Intel Corporation today reported first-quarter revenue of $12.6 billion, operating income of $2.5 billion, net income of $2.0 billion and EPS of $0.40. The company generated approximately $4.3 billion in cash from operations, paid dividends of $1.1 billion, and used $533 million to repurchase 25 million shares of stock.
"Amidst market softness, Intel performed well in the first quarter and I'm excited about what lies ahead for the company," said Paul Otellini, Intel president and CEO. "We shipped our next generation PC microprocessors, introduced a new family of products for micro-servers and will ship our new tablet and smartphone microprocessors this quarter. We are working with our customers to introduce innovative new products across multiple operating systems. The transition to 14nm technology this year will significantly increase the value provided by Intel architecture and process technology for our customers and in the marketplace."
Q1 Key Financial Information and Business Unit Trends
Intel plans to report its earnings for the second quarter of 2013 on July 17, 2013
- PC Client Group revenue of $8.0 billion, down 6.6 percent sequentially and down 6.0 percent year-over-year.
- Data Center Group revenue of $2.6 billion, down 6.9 percent sequentially and up 7.5 percent year-over-year.
- Other Intel® Architecture Group revenue of $1.0 billion, down 3.9 percent sequentially and down 9.0 percent year-over-year.
- Gross margin of 56 percent, down 2 percentage points sequentially and down 8 percentage points year-over-year.
- R&D plus MG&A spending of $4.5 billion, in line with the company's expectation of approximately $4.6 billion.
- Tax rate of 16 percent.
Because, you know, PC market is going to hell. Ok, the numbers confirm that PC is indeed going to hell, but it is doing so at a far more relaxed pace than cross-eyed doomsayers are predicting and crazed foaming mobile fanatics would like it to.
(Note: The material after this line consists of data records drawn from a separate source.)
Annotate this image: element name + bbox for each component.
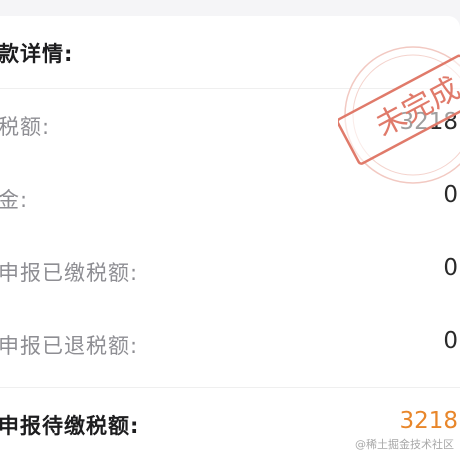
row-declared-refunded: 申报已退税额: 0	[0, 308, 460, 381]
row-declared-paid: 申报已缴税额: 0	[0, 235, 460, 308]
row-late-fee: 金: 0	[0, 162, 460, 235]
row-label: 金:	[0, 188, 29, 212]
row-value: 0	[443, 182, 458, 208]
watermark: @稀土掘金技术社区	[355, 438, 454, 451]
row-value: 0	[443, 255, 458, 281]
row-value: 0	[443, 328, 458, 354]
row-value: 3218	[399, 109, 458, 135]
row-label: 申报已缴税额:	[0, 261, 139, 285]
row-label: 税额:	[0, 115, 51, 139]
row-tax-amount: 税额: 3218	[0, 89, 460, 162]
total-value: 3218	[399, 408, 458, 434]
row-label: 申报已退税额:	[0, 334, 139, 358]
tax-detail-card: 款详情: 税额: 3218 金: 0 申报已缴税额: 0 申报已退税额: 0 申…	[0, 16, 460, 460]
card-header: 款详情:	[0, 16, 460, 89]
detail-title: 款详情:	[0, 42, 74, 66]
page: 款详情: 税额: 3218 金: 0 申报已缴税额: 0 申报已退税额: 0 申…	[0, 0, 460, 460]
total-label: 申报待缴税额:	[0, 414, 140, 438]
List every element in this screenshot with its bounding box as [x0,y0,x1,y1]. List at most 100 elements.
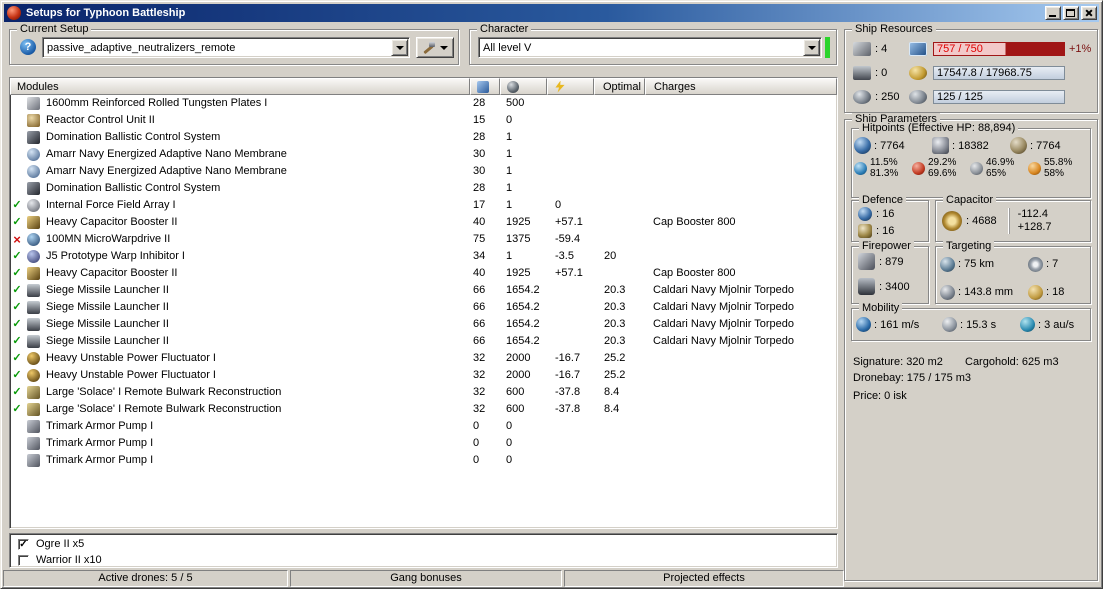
active-check-icon: ✓ [12,386,22,398]
table-row[interactable]: Reactor Control Unit II 15 0 [10,112,837,129]
maximize-button[interactable] [1063,6,1079,20]
gang-bonuses-tab[interactable]: Gang bonuses [290,570,562,587]
minimize-button[interactable] [1045,6,1061,20]
table-row[interactable]: ✓ Large 'Solace' I Remote Bulwark Reconst… [10,384,837,401]
table-row[interactable]: ✓ Siege Missile Launcher II 66 1654.2 20.3 Ca… [10,316,837,333]
thermal-armor-resist: 69.6% [928,168,957,179]
table-row[interactable]: ✓ J5 Prototype Warp Inhibitor I 34 1 -3.5 20 [10,248,837,265]
module-pg-value: 600 [506,386,525,398]
module-pg-value: 1654.2 [506,335,540,347]
drone-bandwidth-icon [909,89,927,104]
cap-booster-icon [27,216,40,229]
table-row[interactable]: ✓ Heavy Unstable Power Fluctuator I 32 2000… [10,350,837,367]
turret-hardpoint-icon [853,41,871,56]
active-check-icon: ✓ [12,199,22,211]
target-range-value: : 75 km [958,258,995,270]
character-combobox-arrow[interactable] [803,39,820,56]
capacitor-column-icon [555,80,565,93]
table-row[interactable]: ✓ Siege Missile Launcher II 66 1654.2 20.3 Ca… [10,282,837,299]
modules-table: Modules Optimal Charges 1600mm Reinforce… [9,77,838,529]
setup-combobox[interactable]: passive_adaptive_neutralizers_remote [42,37,410,58]
projected-effects-tab[interactable]: Projected effects [564,570,844,587]
table-row[interactable]: ✓ Large 'Solace' I Remote Bulwark Reconst… [10,401,837,418]
setup-tools-button[interactable] [416,37,454,58]
module-cpu-value: 17 [473,199,486,211]
module-name: J5 Prototype Warp Inhibitor I [46,250,185,262]
character-panel: Character All level V [469,23,837,65]
checkbox-checked[interactable]: ✓ [18,538,29,550]
checkbox-unchecked[interactable] [18,554,29,566]
module-name-cell: Reactor Control Unit II [24,112,470,129]
module-name-cell: Amarr Navy Energized Adaptive Nano Membr… [24,163,470,180]
drone-item[interactable]: ✓ Ogre II x5 [10,536,837,552]
module-name-cell: Heavy Unstable Power Fluctuator I [24,350,470,367]
armor-plate-icon [27,97,40,110]
capacitor-column-header[interactable] [547,78,594,95]
em-resist-icon [854,161,867,175]
module-pg-value: 2000 [506,369,531,381]
targeting-panel: Targeting : 75 km : 7 : 143.8 mm : 18 [935,240,1091,304]
module-pg-value: 1375 [506,233,531,245]
powergrid-column-header[interactable] [500,78,547,95]
table-row[interactable]: ✓ Heavy Capacitor Booster II 40 1925 +57.1 Ca… [10,265,837,282]
table-row[interactable]: 1600mm Reinforced Rolled Tungsten Plates… [10,95,837,112]
current-setup-label: Current Setup [17,23,92,36]
module-name-cell: 100MN MicroWarpdrive II [24,231,470,248]
explosive-armor-resist: 58% [1044,168,1065,179]
table-row[interactable]: ✓ Siege Missile Launcher II 66 1654.2 20.3 Ca… [10,299,837,316]
table-row[interactable]: ✓ Heavy Unstable Power Fluctuator I 32 2000… [10,367,837,384]
modules-column-header[interactable]: Modules [10,78,470,95]
title-bar[interactable]: Setups for Typhoon Battleship [4,4,1099,22]
max-targets-value: : 7 [1046,258,1059,270]
speed-icon [856,317,871,332]
setup-combobox-arrow[interactable] [391,39,408,56]
module-cpu-value: 0 [473,454,480,466]
table-row[interactable]: × 100MN MicroWarpdrive II 75 1375 -59.4 [10,231,837,248]
active-check-icon: ✓ [12,250,22,262]
module-name-cell: Siege Missile Launcher II [24,282,470,299]
cpu-column-icon [477,80,489,93]
module-name-cell: Trimark Armor Pump I [24,435,470,452]
table-row[interactable]: Domination Ballistic Control System 28 1 [10,129,837,146]
help-icon[interactable]: ? [20,39,36,55]
capacitor-drain-value: -112.4 [1017,208,1048,220]
capacitor-value: : 4688 [966,215,997,227]
character-combobox[interactable]: All level V [478,37,822,58]
offline-cross-icon: × [13,232,21,247]
drone-bandwidth-text: 125 / 125 [937,90,983,103]
cpu-column-header[interactable] [470,78,500,95]
charges-column-header[interactable]: Charges [645,78,837,95]
chevron-down-icon [807,45,816,50]
table-row[interactable]: ✓ Siege Missile Launcher II 66 1654.2 20.3 Ca… [10,333,837,350]
table-row[interactable]: Amarr Navy Energized Adaptive Nano Membr… [10,163,837,180]
table-row[interactable]: Domination Ballistic Control System 28 1 [10,180,837,197]
ship-parameters-panel: Ship Parameters Hitpoints (Effective HP:… [844,113,1098,581]
optimal-column-header[interactable]: Optimal [594,78,645,95]
table-row[interactable]: Trimark Armor Pump I 0 0 [10,452,837,469]
table-row[interactable]: Trimark Armor Pump I 0 0 [10,435,837,452]
module-name-cell: Heavy Unstable Power Fluctuator I [24,367,470,384]
table-row[interactable]: ✓ Internal Force Field Array I 17 1 0 [10,197,837,214]
turret-dps-icon [858,253,875,270]
module-name: Domination Ballistic Control System [46,131,221,143]
missile-launcher-icon [27,284,40,297]
table-row[interactable]: ✓ Heavy Capacitor Booster II 40 1925 +57.1 Ca… [10,214,837,231]
window-title: Setups for Typhoon Battleship [26,7,186,19]
module-pg-value: 1 [506,148,513,160]
drone-item[interactable]: Warrior II x10 [10,552,837,568]
module-name-cell: Siege Missile Launcher II [24,333,470,350]
table-row[interactable]: Trimark Armor Pump I 0 0 [10,418,837,435]
module-pg-value: 0 [506,420,513,432]
status-bar: Active drones: 5 / 5 Gang bonuses Projec… [3,570,844,587]
module-optimal-value: 20.3 [604,318,626,330]
em-armor-resist: 81.3% [870,168,899,179]
table-row[interactable]: Amarr Navy Energized Adaptive Nano Membr… [10,146,837,163]
module-cpu-value: 75 [473,233,486,245]
module-optimal-value: 20.3 [604,335,626,347]
powergrid-bar: 17547.8 / 17968.75 [933,65,1065,80]
module-name: 1600mm Reinforced Rolled Tungsten Plates… [46,97,268,109]
module-cpu-value: 32 [473,369,486,381]
armor-repair-icon [858,224,872,238]
close-button[interactable] [1081,6,1097,20]
volley-row: : 3400 [852,278,928,295]
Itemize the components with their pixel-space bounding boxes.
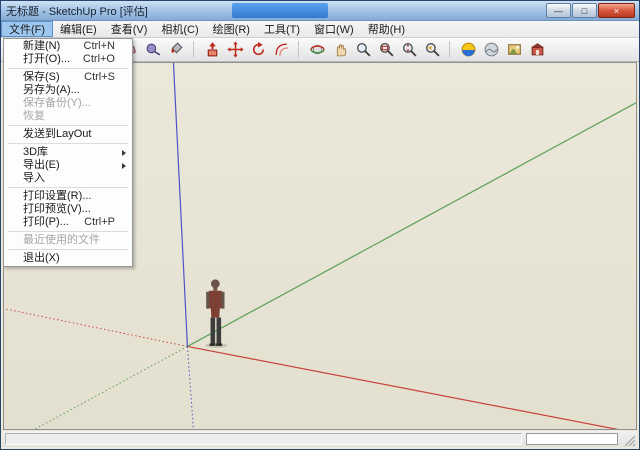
toolbar-separator	[298, 41, 305, 58]
sketchup-window: 无标题 - SketchUp Pro [评估] — □ × 文件(F) 编辑(E…	[0, 0, 640, 450]
menu-item-import[interactable]: 导入	[5, 172, 131, 185]
zoom-tool-button[interactable]	[353, 39, 376, 60]
paint-bucket-tool-button[interactable]	[166, 39, 189, 60]
push-pull-tool-button[interactable]	[202, 39, 225, 60]
maximize-button[interactable]: □	[572, 3, 597, 18]
toolbar-separator	[193, 41, 200, 58]
menu-item-print[interactable]: 打印(P)...Ctrl+P	[5, 216, 131, 229]
resize-grip[interactable]	[622, 433, 635, 446]
menu-item-save-as[interactable]: 另存为(A)...	[5, 84, 131, 97]
statusbar	[3, 431, 637, 447]
previous-view-tool-button[interactable]	[422, 39, 445, 60]
tape-measure-tool-button[interactable]	[143, 39, 166, 60]
menu-separator	[8, 187, 128, 188]
menu-draw[interactable]: 绘图(R)	[206, 21, 257, 37]
get-models-icon	[529, 41, 546, 58]
menu-item-revert: 恢复	[5, 110, 131, 123]
move-tool-icon	[227, 41, 244, 58]
submenu-arrow-icon	[122, 163, 126, 169]
menu-item-print-setup[interactable]: 打印设置(R)...	[5, 190, 131, 203]
window-title: 无标题 - SketchUp Pro [评估]	[6, 3, 148, 19]
photo-textures-icon	[506, 41, 523, 58]
add-location-button[interactable]	[458, 39, 481, 60]
menu-item-save-backup: 保存备份(Y)...	[5, 97, 131, 110]
window-controls: — □ ×	[546, 3, 635, 18]
menu-item-3d-warehouse[interactable]: 3D库	[5, 146, 131, 159]
toggle-terrain-button[interactable]	[481, 39, 504, 60]
paint-bucket-tool-icon	[168, 41, 185, 58]
menu-separator	[8, 249, 128, 250]
menu-item-open[interactable]: 打开(O)...Ctrl+O	[5, 53, 131, 66]
person-figure[interactable]	[205, 279, 227, 348]
zoom-window-tool-icon	[378, 41, 395, 58]
menu-item-send-to-layout[interactable]: 发送到LayOut	[5, 128, 131, 141]
close-button[interactable]: ×	[598, 3, 635, 18]
menu-tools[interactable]: 工具(T)	[257, 21, 307, 37]
toolbar-separator	[449, 41, 456, 58]
menu-item-recent-files: 最近使用的文件	[5, 234, 131, 247]
submenu-arrow-icon	[122, 150, 126, 156]
measurement-input[interactable]	[526, 433, 618, 445]
red-axis	[187, 346, 636, 429]
photo-textures-button[interactable]	[504, 39, 527, 60]
zoom-window-tool-button[interactable]	[376, 39, 399, 60]
add-location-icon	[460, 41, 477, 58]
minimize-button[interactable]: —	[546, 3, 571, 18]
rotate-tool-button[interactable]	[248, 39, 271, 60]
pan-tool-button[interactable]	[330, 39, 353, 60]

Instead, I'd say it has entered a stagnation - an average PC has become so powerful that an upgrade cannot be justified. If it doesn't run the latest games - probably the only thing that can't run very well these days - a graphics card upgrade is in order - nothing else. For now, Intel is still happily building some more olympic class swimming pools and filling them with monies, thanks to those who do upgrade either from very old tech or upgrade regardless of usefulness, perhaps just to be on top all the time - a very valid reason for certain folks. It is said that Intel's biggest blunder (and what will lead to its ultimate demise, perhaps together with Microsoft, har har) is not attending to the rapidly emerging mobile market (woe the stupid buzzwords) in force or doing it all too late (just now with the new Bay Trail Atom, and also Haswell and its upcoming die-shrink Broadwell - architecture, designed to be very scalable, very ubercool etc. yada-yada. My answer to that - keep slowing the software down! It used to be so much fun, but it seems that with the advent of SSDs we need some serious help and expertise with that.
What it means for consumers and business that aren't data centers? We all pay the infamous "Intel tax" for a while now, and it will only increase in time, if things keep going the way they are. The only other serious x86 chipbaker, AMD is, very unfortunately, posting a loss after loss, despite that their top tier products, arguably, outperform or at least match Intel's counterparts, while being significantly cheaper (long term matters to me - said no one ever). Equally unfortunately is that AMD is highly unlikely to recover unless wonders happen, because costs of R&D of borderline nanotechnology are only going to increase.